My approach was the first showing that $f$ is continuous, and it is obvious by the definition of the topology, $\tau$. Then, I showed that for any open set, $U \in \tau$, ${1} \notin {U}$ because suppose $1 \in U$, and by the definition of topology, $\tau$, $f^{-1}(U)$ need to be open in $\mathbb{R}$. However, since $1\in U$, an inverse mapping of $U$ is $U\cup \mathbb{N}$. Hence, all open sets in $X$ must not contain $1$ as its member. Having said that, by the definition of open neighbourhood of $1$, I need to find an open set in $X$ containing $1$. But since any open set does not contain $1$, so there is no neighbourhood of $1$ in $(X,\tau)$ is of the form $(V\backslash \mathbb{N}) \cup \{1\}$, where $V$ is open in $\mathbb{R}$.
I assume what I have done is wrong as following questions say that $(V\backslash \mathbb{N}) \cup \{1\}$ is open in $X$. Please correct me.
Thanks.
 A: Firstly, I want to highlight that the claim

Hence, all open sets in X must not contain 1 as its member

should immediately raise suspicion. The reason for this is that for $(X,\tau)$ to satisfy the axioms of a topological space, $X$ itself must be an open (and closed) subset of $X$. Since $X$ clearly contains 1, the claim cannot be true. Indeed $f^{-1}(X)=\mathbb{R}$, which is open in the euclidean (any!) topology of $\mathbb{R}$.

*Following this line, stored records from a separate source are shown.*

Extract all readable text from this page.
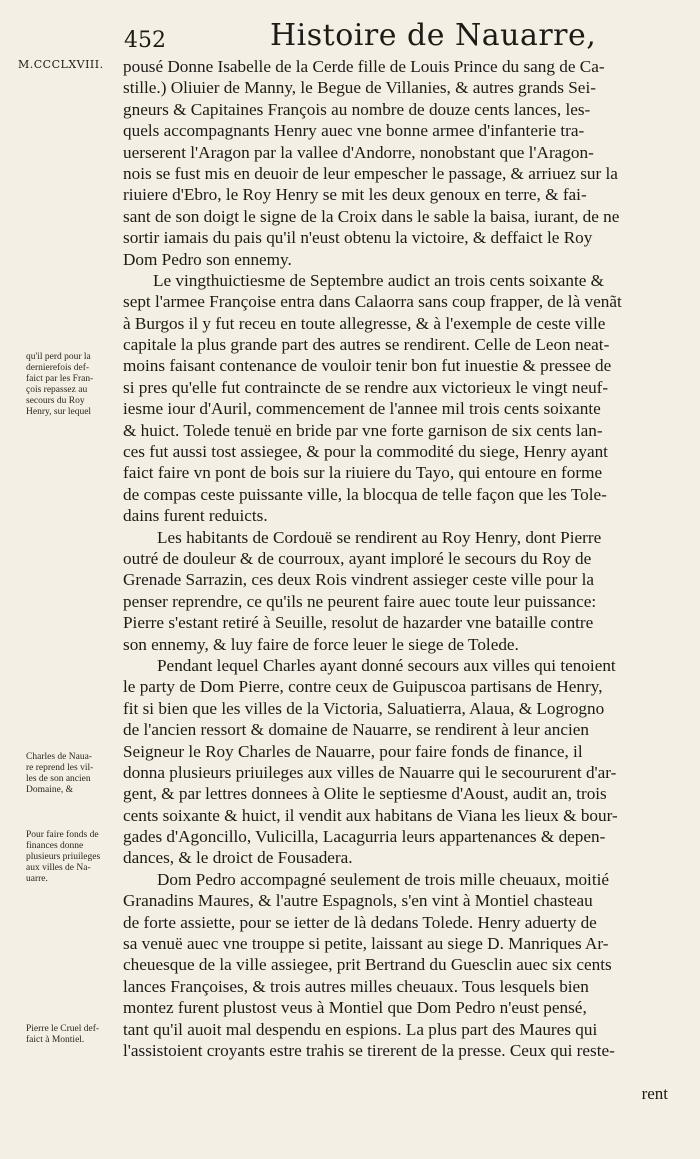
452	Histoire de Nauarre,
M.CCCLXVIII.
qu'il perd pour la
dernierefois def-
faict par les Fran-
çois repassez au
secours du Roy
Henry, sur lequel
Charles de Naua-
re reprend les vil-
les de son ancien
Domaine, &
Pour faire fonds de
finances donne
plusieurs priuileges
aux villes de Na-
uarre.
Pierre le Cruel def-
faict à Montiel.
pousé Donne Isabelle de la Cerde fille de Louis Prince du sang de Ca-
stille.) Oliuier de Manny, le Begue de Villanies, & autres grands Sei-
gneurs & Capitaines François au nombre de douze cents lances, les-
quels accompagnants Henry auec vne bonne armee d'infanterie tra-
uerserent l'Aragon par la vallee d'Andorre, nonobstant que l'Aragon-
nois se fust mis en deuoir de leur empescher le passage, & arriuez sur la
riuiere d'Ebro, le Roy Henry se mit les deux genoux en terre, & fai-
sant de son doigt le signe de la Croix dans le sable la baisa, iurant, de ne
sortir iamais du pais qu'il n'eust obtenu la victoire, & deffaict le Roy
Dom Pedro son ennemy.
Le vingthuictiesme de Septembre audict an trois cents soixante &
sept l'armee Françoise entra dans Calaorra sans coup frapper, de là venãt
à Burgos il y fut receu en toute allegresse, & à l'exemple de ceste ville
capitale la plus grande part des autres se rendirent. Celle de Leon neat-
moins faisant contenance de vouloir tenir bon fut inuestie & pressee de
si pres qu'elle fut contraincte de se rendre aux victorieux le vingt neuf-
iesme iour d'Auril, commencement de l'annee mil trois cents soixante
& huict. Tolede tenuë en bride par vne forte garnison de six cents lan-
ces fut aussi tost assiegee, & pour la commodité du siege, Henry ayant
faict faire vn pont de bois sur la riuiere du Tayo, qui entoure en forme
de compas ceste puissante ville, la blocqua de telle façon que les Tole-
dains furent reduicts.
Les habitants de Cordouë se rendirent au Roy Henry, dont Pierre
outré de douleur & de courroux, ayant imploré le secours du Roy de
Grenade Sarrazin, ces deux Rois vindrent assieger ceste ville pour la
penser reprendre, ce qu'ils ne peurent faire auec toute leur puissance:
Pierre s'estant retiré à Seuille, resolut de hazarder vne bataille contre
son ennemy, & luy faire de force leuer le siege de Tolede.
Pendant lequel Charles ayant donné secours aux villes qui tenoient
le party de Dom Pierre, contre ceux de Guipuscoa partisans de Henry,
fit si bien que les villes de la Victoria, Saluatierra, Alaua, & Logrogno
de l'ancien ressort & domaine de Nauarre, se rendirent à leur ancien
Seigneur le Roy Charles de Nauarre, pour faire fonds de finance, il
donna plusieurs priuileges aux villes de Nauarre qui le secoururent d'ar-
gent, & par lettres donnees à Olite le septiesme d'Aoust, audit an, trois
cents soixante & huict, il vendit aux habitans de Viana les lieux & bour-
gades d'Agoncillo, Vulicilla, Lacagurria leurs appartenances & depen-
dances, & le droict de Fousadera.
Dom Pedro accompagné seulement de trois mille cheuaux, moitié
Granadins Maures, & l'autre Espagnols, s'en vint à Montiel chasteau
de forte assiette, pour se ietter de là dedans Tolede. Henry aduerty de
sa venuë auec vne trouppe si petite, laissant au siege D. Manriques Ar-
cheuesque de la ville assiegee, prit Bertrand du Guesclin auec six cents
lances Françoises, & trois autres milles cheuaux. Tous lesquels bien
montez furent plustost veus à Montiel que Dom Pedro n'eust pensé,
tant qu'il auoit mal despendu en espions. La plus part des Maures qui
l'assistoient croyants estre trahis se tirerent de la presse. Ceux qui reste-
rent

As to the question itself, from the definition of $\tau$ we have that if $U$ is an open subset of $X$, $V=f^{-1}(U)$ is open in $\mathbb{R}$. If we further require that $1\in U$ we can consider the fact that the pre-image of every point of $p\in U$ other than $1$ is $p$ itself, while the pre-image of $1$ is $\mathbb{N}$.
This leads us to conclude that $V=U \cup \{2,3,4,...\}$ where the union is disjoint. performing some simple set arithmetic at this point, while recalling that $1\in V$ indeed leads to $(V/\mathbb{N})\cup \{1\} = U$ as desired.
Not that for every neighborhood $U$ there are many sets $V$ in $\mathbb{R}$ that satisfy the desired condition, but we only have to find one such $V$ for every $U$, and I merely thought this method is simplest.